Sharing our knowledge—on the advantages of a 100% Jewish (by birth or by choice) marriage

Since celebrating our 28th wedding anniversary only a few days ago (see my June 12 post, "Anniversary Waltz," at http://onthefringe_jewishblog.blogspot.com/2005/06/anniversary-waltz.html#comments), I've had some thoughts on the subject of Judaism and marriage.

The Punster was very lucky as a child. His parents sent him to a really good Hebrew school, where he learned Hebrew much more thoroughly than I did. His knowledge of Hebrew grammar is much better than mine, which is particularly handy since we switched to Sefardi pronunciation as adults—he almost always knows when a kamatz (that little T-shaped vowel) is supposed to be pronounced Aw and when it’s supposed to be pronounced Ah. He’s also a much faster Hebrew reader, and is much less likely to trip over difficult words—he can chant a haftarah on the spot, whereas I need a month’s practice. And he learned his way around the siddur (prayer book) as a pre-Bar Mitzvah boy, whereas I’m still learning—he lead the Musaf service for his Bar Mitzvah celebration, whereas I’m still sticking a siddur under his nose, pointing to a passage, and waiting for him to nod “yes” or “no” so I’ll know whether to pray that passage or not.
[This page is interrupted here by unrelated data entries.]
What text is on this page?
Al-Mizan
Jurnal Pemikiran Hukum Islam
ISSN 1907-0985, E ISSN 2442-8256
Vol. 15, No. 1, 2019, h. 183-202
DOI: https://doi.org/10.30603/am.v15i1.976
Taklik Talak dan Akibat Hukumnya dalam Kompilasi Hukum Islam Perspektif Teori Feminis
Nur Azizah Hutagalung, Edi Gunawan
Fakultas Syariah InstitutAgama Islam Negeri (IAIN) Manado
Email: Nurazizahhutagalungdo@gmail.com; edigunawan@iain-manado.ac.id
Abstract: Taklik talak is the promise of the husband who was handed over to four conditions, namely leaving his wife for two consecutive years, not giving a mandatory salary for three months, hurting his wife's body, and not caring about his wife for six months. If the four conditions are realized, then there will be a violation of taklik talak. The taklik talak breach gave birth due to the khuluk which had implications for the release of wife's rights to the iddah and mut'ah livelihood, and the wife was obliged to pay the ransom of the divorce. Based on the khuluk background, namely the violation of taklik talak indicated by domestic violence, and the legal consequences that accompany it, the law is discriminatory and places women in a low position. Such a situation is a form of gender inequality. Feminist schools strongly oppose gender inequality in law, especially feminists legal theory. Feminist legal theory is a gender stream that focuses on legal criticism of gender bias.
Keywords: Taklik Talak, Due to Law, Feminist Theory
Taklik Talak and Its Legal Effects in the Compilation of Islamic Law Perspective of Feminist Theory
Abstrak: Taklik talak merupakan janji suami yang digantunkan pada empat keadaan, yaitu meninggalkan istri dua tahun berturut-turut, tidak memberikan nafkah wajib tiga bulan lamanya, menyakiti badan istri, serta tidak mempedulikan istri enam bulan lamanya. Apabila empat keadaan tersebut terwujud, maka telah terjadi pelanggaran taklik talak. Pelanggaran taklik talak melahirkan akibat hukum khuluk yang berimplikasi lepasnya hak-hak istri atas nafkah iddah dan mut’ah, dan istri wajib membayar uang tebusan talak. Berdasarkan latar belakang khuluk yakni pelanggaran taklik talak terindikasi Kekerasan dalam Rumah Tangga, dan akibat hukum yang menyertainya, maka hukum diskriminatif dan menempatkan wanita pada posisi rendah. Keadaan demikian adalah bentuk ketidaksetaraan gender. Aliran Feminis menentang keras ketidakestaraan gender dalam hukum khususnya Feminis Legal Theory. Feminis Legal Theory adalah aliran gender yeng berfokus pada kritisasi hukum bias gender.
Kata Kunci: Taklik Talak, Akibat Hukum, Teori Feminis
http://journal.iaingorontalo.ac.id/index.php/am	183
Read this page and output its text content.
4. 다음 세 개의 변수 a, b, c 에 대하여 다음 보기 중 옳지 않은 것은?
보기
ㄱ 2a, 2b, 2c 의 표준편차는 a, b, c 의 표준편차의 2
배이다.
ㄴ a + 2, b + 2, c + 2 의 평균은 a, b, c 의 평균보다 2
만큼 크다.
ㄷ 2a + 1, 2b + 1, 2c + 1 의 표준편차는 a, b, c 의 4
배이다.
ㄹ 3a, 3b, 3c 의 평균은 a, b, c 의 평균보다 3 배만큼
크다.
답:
I was also very lucky as a child. My parents were really into home ritual, and got me interested, as well. So I taught the Punster how to chant the kiddush for Erev Shalosh Regalim (the eve of any of the three Pilgrimage Festivals) and how to do havdalah (the ritual for the end of the Sabbath).

When it came time to teach our kid, I worked with him on kiddush (largely a home ritual), and the Punster worked with him on the brachot (blessings) before and after the Torah and haftarah reading (shul [synagogue] rituals) and on laying tefillin (putting on phylacteries).

I don’t know how it works with Jews by choice in the Orthodox community, but, in the non-Orthodox community, Jews by choice have a rep for making their Jews-by-birth spouses more observant. One of my best friends took a hard-core Secular Yiddishist and made such a shul-goer out of him that he sent his kids to a non-demoninational day school to ensure that they would learn Jewish tradition and Hebrew.

I would think that it must be quite a challenge to raise a Jewish kid in a home in which one spouse is not Jewish.